Between perception and a response emerges a zone of feeling, a resonance, a vibration, a powerful affect that inaugurates the passionate geography evoked in Guiliana Bruno’s ‘Atlas of Emotion’ . . .
–Iain Chambers, “Maritime Criticism and Theoretical Shipwrecks,” PMLA, May 2010
We think of geography as a science, a measuring of space: latitude, longitude, miles traversed. But in life, as in fiction, geography is also passionate, resonant with memory or experience. In the everyday, we barely see our geography, but if you return to an old landscape, then your lost loved one, your sense of home, or bittersweet memories will ache your heart with pleasure or grief.

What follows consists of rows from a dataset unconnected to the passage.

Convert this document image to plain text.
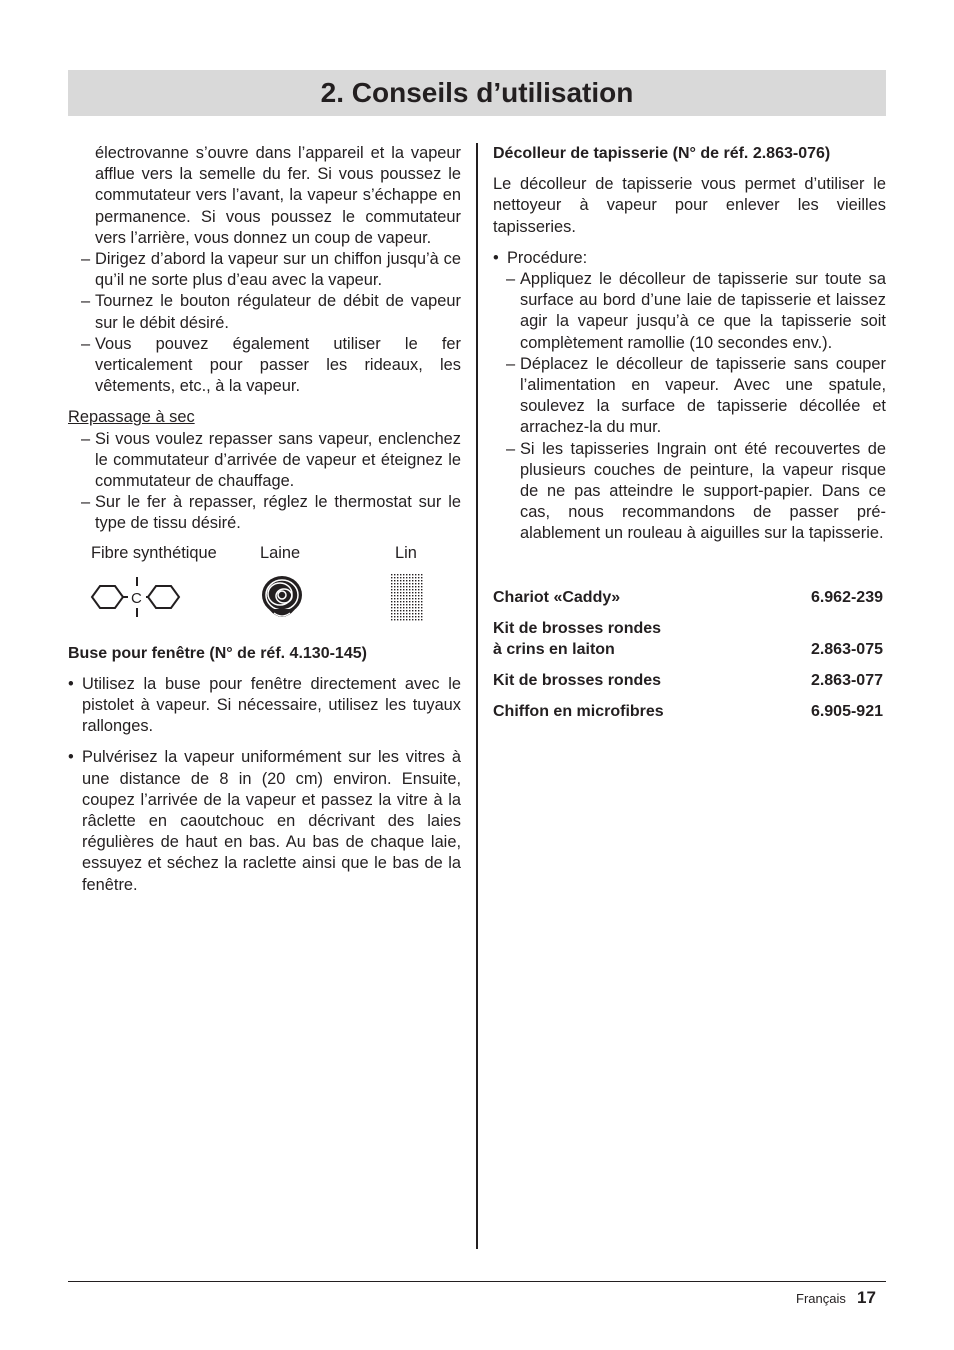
2. Conseils d’utilisation

électrovanne s’ouvre dans l’appareil et la vapeur afflue vers la semelle du fer. Si vous poussez le commutateur vers l’avant, la vapeur s’échappe en permanence. Si vous poussez le commutateur vers l’arrière, vous donnez un coup de vapeur.

– Dirigez d’abord la vapeur sur un chiffon jusqu’à ce qu’il ne sorte plus d’eau avec la vapeur.
– Tournez le bouton régulateur de débit de vapeur sur le débit désiré.
– Vous pouvez également utiliser le fer verticalement pour passer les rideaux, les vêtements, etc., à la vapeur.

Repassage à sec

– Si vous voulez repasser sans vapeur, enclenchez le commutateur d’arrivée de vapeur et éteignez le commutateur de chauffage.
– Sur le fer à repasser, réglez le thermostat sur le type de tissu désiré.
Fibre synthétique	Laine	Lin
C

Buse pour fenêtre (N° de réf. 4.130-145)

• Utilisez la buse pour fenêtre directement avec le pistolet à vapeur. Si nécessaire, utilisez les tuyaux rallonges.
• Pulvérisez la vapeur uniformément sur les vitres à une distance de 8 in (20 cm) environ. Ensuite, coupez l’arrivée de la vapeur et passez la vitre à la râclette en caoutchouc en décrivant des laies régulières de haut en bas. Au bas de chaque laie, essuyez et séchez la raclette ainsi que le bas de la fenêtre.

Décolleur de tapisserie (N° de réf. 2.863-076)

Le décolleur de tapisserie vous permet d’utiliser le nettoyeur à vapeur pour enlever les vieilles tapisseries.

• Procédure:
– Appliquez le décolleur de tapisserie sur toute sa surface au bord d’une laie de tapisserie et laissez agir la vapeur jusqu’à ce que la tapisserie soit complètement ramollie (10 secondes env.).
– Déplacez le décolleur de tapisserie sans couper l’alimentation en vapeur. Avec une spatule, soulevez la surface de tapisserie décollée et arrachez-la du mur.
– Si les tapisseries Ingrain ont été recouvertes de plusieurs couches de peinture, la vapeur risque de ne pas atteindre le support-papier. Dans ce cas, nous recommandons de passer pré-alablement un rouleau à aiguilles sur la tapisserie.
Chariot «Caddy»	6.962-239
Kit de brosses rondes
à crins en laiton	2.863-075
Kit de brosses rondes	2.863-077
Chiffon en microfibres	6.905-921
Français 17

The genre of medieval romance is about the comings and goings of knights and maidens, of strange journeys and returns, of magical landscapes and horrifying battle. In deciding to follow the story of Malory’s Roman War tale, I was romancing the Roman War, interpreting and experiencing the landscape of a very old story. Transforming the story of a war into the story of falling in love with Rome.
But it wasn’t as if I set out with a plan. I found myself in the landscape; no, I created the circumstances of my being in the landscape, and then realized I was already on the route. For me, the journey became many journeys. Along the way, some heartbreak, a scholarly passion, the dream of so many pilgrims, travelers, and writers: Rome.